As a part of my quarantine reading, I am reading James Gillett's Texas Rangers memoirs, Six Years with the Texas Rangers, written in the 1920s. Of course he was writing mainly from memory, so some of his details may be off, but I'm finding it to be very believable and well written.
In writing about the year 1875, Gillett records that he and some other Rangers purchased new Winchester 1873s. He wrote:
As soon as we were located in the new camp, Privates Nevill, Bell and Seiker obtained permission from Captain Roberts to visit Austin to buy a case of ten Winchesters. Up to this time the company was armed with .50 caliber Sharps carbines. These guns would heat easily and thus were very inaccurate shooters. The state furnished this weapon to its rangers at a cost of $17.50, and at that time furnished no other class of gun. The new center-fire 1873-model Winchester had just appeared on the market and sold at $50 for the rifle and $40 for the carbine. A ranger who wanted a Winchester had to pay for it out of his own pocket and supply his own ammunition as well, for the state furnished cartridges only for the Sharps gun. However, ten men in Company D, myself included, were willing to pay the price to have a superior arm. I got carbine number 13401, and for the next six years of my ranger career I never used any other weapon.
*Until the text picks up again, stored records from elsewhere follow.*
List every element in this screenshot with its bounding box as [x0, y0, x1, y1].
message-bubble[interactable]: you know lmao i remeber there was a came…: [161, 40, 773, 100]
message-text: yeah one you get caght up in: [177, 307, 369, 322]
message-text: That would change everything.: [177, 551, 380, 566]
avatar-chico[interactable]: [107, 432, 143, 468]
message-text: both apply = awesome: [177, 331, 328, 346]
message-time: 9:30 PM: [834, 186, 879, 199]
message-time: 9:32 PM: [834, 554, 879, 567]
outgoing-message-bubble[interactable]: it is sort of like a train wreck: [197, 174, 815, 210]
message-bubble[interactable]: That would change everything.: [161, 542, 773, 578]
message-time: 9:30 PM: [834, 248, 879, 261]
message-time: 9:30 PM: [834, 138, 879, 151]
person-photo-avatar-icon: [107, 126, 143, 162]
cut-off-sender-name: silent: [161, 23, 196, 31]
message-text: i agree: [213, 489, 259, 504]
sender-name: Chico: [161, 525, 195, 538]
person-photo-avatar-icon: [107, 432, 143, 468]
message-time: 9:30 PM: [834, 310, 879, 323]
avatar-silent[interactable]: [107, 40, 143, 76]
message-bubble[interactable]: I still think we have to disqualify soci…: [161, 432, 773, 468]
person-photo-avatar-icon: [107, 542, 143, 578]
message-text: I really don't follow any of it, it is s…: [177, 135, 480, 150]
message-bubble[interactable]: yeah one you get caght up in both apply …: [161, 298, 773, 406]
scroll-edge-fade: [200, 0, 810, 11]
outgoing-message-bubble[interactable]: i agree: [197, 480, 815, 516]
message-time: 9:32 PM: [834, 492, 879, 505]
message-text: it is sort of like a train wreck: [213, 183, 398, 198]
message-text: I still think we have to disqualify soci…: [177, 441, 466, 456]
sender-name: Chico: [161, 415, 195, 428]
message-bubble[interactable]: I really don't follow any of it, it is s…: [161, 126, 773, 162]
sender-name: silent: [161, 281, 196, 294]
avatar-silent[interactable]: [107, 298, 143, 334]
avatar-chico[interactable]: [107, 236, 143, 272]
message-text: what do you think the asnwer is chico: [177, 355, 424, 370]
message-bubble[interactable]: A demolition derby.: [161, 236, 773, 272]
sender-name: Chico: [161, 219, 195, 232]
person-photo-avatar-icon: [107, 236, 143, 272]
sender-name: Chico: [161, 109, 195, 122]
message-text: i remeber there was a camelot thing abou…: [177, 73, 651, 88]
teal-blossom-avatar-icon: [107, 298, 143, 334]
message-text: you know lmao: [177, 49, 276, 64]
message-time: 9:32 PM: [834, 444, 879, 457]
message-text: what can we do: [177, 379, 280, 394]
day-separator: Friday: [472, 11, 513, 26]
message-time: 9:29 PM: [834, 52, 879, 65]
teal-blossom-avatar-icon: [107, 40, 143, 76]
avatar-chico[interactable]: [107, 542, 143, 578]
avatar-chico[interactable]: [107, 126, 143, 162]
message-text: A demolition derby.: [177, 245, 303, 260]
I have killed almost every kind of game that is found in Texas, from the biggest old bull buffalo to a fox squirrel with this little .44 Winchester. Today I still preserve it as a prized memento of the past.
I found this paragraph to be very intriguing. I haven't done any research, but I wonder where that carbine is now. Perhaps someone here knows. Is it in a museum somewhere? If I had tons of extra money, I'd send off for the factory letter--I think that would be interesting (I wonder how many times that gun has been lettered).
Also, I used an inflation estimator app to find the following. The $17.50 charged for the Sharps carbines would be worth $410.64 in 2020. The $50 for an 1873 rifle would be $1173.25 and the $40 for a carbine would be $938.60. If Gillett's memory for prices is correct, those Winchesters were not inexpensive.
Anyway, I thought that this was interesting and thought that it might be of interest to others.